Deskripsi Pekerjaan
Are you obsessed with uptime, scalability, and system performance? NexusCloud Systems is looking for a elite Senior Site Reliability Engineer to join our core infrastructure team. In this role, you will bridge the gap between development and operations, building robust, automated systems that power our global SaaS platform. You will work at the cutting edge of cloud-native technologies to ensure our services remain performant and resilient for millions of daily users.
Tanggung Jawab
- Design, build, and maintain highly available, scalable, and secure cloud infrastructure on AWS/GCP.

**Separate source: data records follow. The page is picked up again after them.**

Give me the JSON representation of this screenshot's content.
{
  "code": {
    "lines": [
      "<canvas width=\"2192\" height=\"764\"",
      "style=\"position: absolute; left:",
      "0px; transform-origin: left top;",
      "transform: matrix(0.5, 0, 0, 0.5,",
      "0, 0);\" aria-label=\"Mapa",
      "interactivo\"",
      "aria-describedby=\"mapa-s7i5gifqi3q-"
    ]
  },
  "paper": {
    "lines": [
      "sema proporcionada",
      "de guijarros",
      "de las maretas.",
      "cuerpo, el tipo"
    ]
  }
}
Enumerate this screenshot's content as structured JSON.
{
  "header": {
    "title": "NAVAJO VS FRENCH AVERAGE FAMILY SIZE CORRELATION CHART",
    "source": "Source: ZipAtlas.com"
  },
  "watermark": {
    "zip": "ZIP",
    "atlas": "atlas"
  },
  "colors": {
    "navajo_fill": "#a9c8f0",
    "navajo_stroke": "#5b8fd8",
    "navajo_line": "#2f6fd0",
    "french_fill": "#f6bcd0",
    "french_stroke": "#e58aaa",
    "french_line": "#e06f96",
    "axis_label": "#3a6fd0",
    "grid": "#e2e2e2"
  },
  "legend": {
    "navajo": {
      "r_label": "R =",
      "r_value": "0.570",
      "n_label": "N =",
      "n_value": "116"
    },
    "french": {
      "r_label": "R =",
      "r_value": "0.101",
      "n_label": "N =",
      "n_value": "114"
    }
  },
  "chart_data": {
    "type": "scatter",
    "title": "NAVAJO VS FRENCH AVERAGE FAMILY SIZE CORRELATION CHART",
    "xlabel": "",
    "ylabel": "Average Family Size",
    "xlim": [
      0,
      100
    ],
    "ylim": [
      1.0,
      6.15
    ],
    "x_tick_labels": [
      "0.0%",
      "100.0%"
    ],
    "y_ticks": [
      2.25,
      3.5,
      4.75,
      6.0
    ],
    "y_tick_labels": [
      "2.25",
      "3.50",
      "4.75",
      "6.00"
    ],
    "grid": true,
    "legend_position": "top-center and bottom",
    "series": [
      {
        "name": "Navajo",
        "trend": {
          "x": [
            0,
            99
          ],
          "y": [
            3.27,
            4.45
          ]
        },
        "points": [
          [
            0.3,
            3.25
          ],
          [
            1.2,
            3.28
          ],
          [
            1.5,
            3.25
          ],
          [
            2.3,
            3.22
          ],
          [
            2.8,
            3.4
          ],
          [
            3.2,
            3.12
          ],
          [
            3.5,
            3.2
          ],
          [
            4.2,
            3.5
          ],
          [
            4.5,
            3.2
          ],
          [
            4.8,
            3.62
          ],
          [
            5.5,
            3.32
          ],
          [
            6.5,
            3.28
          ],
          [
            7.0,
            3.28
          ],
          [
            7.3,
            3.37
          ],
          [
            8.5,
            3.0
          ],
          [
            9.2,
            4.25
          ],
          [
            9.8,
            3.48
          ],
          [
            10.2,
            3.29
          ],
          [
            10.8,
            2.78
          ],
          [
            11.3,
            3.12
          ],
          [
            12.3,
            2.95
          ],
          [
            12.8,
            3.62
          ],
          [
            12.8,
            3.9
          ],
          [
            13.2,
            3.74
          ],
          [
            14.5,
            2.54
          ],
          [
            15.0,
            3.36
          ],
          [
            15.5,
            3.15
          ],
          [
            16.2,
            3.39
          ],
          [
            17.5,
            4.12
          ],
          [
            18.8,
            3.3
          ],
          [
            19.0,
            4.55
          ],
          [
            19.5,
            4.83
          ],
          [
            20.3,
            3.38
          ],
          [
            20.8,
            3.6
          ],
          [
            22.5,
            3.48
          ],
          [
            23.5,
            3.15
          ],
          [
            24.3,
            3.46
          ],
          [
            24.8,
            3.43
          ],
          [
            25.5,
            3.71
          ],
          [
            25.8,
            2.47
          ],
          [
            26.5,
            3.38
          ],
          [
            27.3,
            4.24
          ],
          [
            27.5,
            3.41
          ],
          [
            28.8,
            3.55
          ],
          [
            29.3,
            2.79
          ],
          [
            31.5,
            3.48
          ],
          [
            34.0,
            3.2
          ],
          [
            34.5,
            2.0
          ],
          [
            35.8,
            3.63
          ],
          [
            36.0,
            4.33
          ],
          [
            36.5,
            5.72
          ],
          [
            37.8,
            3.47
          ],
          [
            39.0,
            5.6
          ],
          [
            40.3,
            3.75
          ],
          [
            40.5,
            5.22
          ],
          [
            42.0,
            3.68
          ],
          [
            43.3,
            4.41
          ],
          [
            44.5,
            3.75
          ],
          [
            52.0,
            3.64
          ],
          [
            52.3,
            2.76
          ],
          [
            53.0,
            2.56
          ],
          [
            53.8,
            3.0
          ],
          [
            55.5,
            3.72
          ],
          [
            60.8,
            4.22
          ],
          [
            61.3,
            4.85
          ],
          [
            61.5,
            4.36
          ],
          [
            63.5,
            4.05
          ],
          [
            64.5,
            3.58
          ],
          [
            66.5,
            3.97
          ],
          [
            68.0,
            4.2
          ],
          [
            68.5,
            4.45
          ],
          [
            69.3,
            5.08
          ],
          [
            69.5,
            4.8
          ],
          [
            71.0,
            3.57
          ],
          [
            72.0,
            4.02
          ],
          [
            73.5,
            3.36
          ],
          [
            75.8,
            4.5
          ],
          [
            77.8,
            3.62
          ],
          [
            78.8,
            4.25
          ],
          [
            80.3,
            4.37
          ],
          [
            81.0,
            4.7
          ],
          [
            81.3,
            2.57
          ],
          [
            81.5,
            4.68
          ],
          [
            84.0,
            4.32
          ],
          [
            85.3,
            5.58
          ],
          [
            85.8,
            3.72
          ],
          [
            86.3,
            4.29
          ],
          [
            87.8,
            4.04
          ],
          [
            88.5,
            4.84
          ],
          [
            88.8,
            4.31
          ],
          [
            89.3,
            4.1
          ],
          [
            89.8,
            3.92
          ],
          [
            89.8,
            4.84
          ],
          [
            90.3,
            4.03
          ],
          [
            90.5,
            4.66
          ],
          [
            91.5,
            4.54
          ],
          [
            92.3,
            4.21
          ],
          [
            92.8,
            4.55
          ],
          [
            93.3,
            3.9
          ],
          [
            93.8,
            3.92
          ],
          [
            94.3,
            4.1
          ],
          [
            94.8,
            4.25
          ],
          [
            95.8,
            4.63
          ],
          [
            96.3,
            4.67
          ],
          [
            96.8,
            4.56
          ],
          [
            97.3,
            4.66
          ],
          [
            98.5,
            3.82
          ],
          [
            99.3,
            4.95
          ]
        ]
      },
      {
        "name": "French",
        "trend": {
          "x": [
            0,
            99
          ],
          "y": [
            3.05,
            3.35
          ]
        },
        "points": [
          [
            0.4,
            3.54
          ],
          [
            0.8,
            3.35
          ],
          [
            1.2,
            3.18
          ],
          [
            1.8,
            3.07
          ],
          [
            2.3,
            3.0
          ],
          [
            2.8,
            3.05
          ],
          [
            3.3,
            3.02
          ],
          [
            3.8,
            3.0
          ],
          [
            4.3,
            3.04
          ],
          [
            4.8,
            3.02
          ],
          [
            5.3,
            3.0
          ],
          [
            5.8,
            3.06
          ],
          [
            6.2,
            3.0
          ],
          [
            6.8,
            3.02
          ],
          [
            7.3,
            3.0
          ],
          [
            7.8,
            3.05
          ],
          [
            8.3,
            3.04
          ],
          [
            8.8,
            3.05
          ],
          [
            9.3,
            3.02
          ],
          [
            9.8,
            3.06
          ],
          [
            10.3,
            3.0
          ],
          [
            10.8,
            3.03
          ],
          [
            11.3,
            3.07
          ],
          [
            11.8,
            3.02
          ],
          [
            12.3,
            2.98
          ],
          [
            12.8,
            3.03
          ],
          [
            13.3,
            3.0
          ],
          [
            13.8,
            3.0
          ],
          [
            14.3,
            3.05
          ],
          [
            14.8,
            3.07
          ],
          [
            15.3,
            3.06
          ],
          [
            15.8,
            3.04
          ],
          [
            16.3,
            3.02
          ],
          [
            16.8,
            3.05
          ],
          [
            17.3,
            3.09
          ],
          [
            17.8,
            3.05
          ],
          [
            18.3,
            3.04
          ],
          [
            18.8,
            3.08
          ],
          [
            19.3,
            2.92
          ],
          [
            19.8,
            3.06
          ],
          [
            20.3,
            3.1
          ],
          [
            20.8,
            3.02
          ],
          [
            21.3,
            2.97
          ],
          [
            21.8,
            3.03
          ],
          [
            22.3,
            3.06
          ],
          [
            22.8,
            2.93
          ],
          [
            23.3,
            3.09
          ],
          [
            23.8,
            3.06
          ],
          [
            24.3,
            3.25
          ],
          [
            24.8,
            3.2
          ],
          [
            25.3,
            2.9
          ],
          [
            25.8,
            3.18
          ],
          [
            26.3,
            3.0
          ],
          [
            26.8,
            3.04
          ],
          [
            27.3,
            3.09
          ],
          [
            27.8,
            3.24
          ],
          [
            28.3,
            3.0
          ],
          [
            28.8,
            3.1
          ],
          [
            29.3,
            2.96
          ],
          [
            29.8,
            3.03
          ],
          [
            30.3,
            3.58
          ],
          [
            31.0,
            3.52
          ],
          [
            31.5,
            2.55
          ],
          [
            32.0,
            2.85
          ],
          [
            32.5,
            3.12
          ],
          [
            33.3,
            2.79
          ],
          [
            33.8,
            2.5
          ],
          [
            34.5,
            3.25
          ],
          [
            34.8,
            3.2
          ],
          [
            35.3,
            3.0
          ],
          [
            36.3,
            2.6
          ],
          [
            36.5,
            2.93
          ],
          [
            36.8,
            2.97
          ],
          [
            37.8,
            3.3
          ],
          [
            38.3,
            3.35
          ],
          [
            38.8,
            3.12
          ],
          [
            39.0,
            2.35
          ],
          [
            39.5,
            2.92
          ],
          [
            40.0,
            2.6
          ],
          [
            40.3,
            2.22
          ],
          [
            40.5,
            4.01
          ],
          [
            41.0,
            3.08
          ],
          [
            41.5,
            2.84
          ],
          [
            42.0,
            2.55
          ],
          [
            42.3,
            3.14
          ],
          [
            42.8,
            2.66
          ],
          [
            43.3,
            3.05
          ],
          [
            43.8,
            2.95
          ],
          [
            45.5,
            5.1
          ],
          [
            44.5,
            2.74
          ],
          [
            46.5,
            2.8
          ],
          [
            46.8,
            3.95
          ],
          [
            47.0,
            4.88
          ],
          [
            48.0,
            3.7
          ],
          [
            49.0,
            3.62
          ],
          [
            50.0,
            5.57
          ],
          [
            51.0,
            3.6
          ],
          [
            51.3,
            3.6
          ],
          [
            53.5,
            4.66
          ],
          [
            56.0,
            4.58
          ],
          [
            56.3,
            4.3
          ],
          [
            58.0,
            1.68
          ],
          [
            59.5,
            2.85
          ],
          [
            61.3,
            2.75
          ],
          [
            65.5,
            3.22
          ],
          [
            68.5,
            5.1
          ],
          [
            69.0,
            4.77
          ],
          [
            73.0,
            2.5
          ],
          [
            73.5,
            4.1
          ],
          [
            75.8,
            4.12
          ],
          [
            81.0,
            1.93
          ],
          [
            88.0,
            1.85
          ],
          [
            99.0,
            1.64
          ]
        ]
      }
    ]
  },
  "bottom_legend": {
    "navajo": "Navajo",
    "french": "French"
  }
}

- Automate manual operational tasks through infrastructure-as-code (IaC) using Terraform and Ansible.
- Lead incident response efforts and conduct blameless post-mortems to improve system reliability.
- Optimize cloud spending through resource utilization analysis and auto-scaling fine-tuning.
- Develop and maintain comprehensive monitoring, alerting, and observability dashboards.
- Collaborate with engineering teams to improve software delivery pipelines and CI/CD workflows.
- Implement security best practices and compliance standards across the production environment.
Kualifikasi
- Bachelor’s degree in Computer Science, Engineering, or equivalent practical experience.
- 5+ years of experience in SRE, DevOps, or Systems Engineering roles.
- Deep expertise in Kubernetes, Docker, and container orchestration at scale.
- Proficiency in programming languages such as Go, Python, or Ruby for automation.
- Extensive experience with cloud infrastructure providers (AWS or GCP).
- Strong understanding of CI/CD methodologies and tools like Jenkins, GitLab CI, or GitHub Actions.
- Proven ability to troubleshoot complex, distributed systems in a production environment.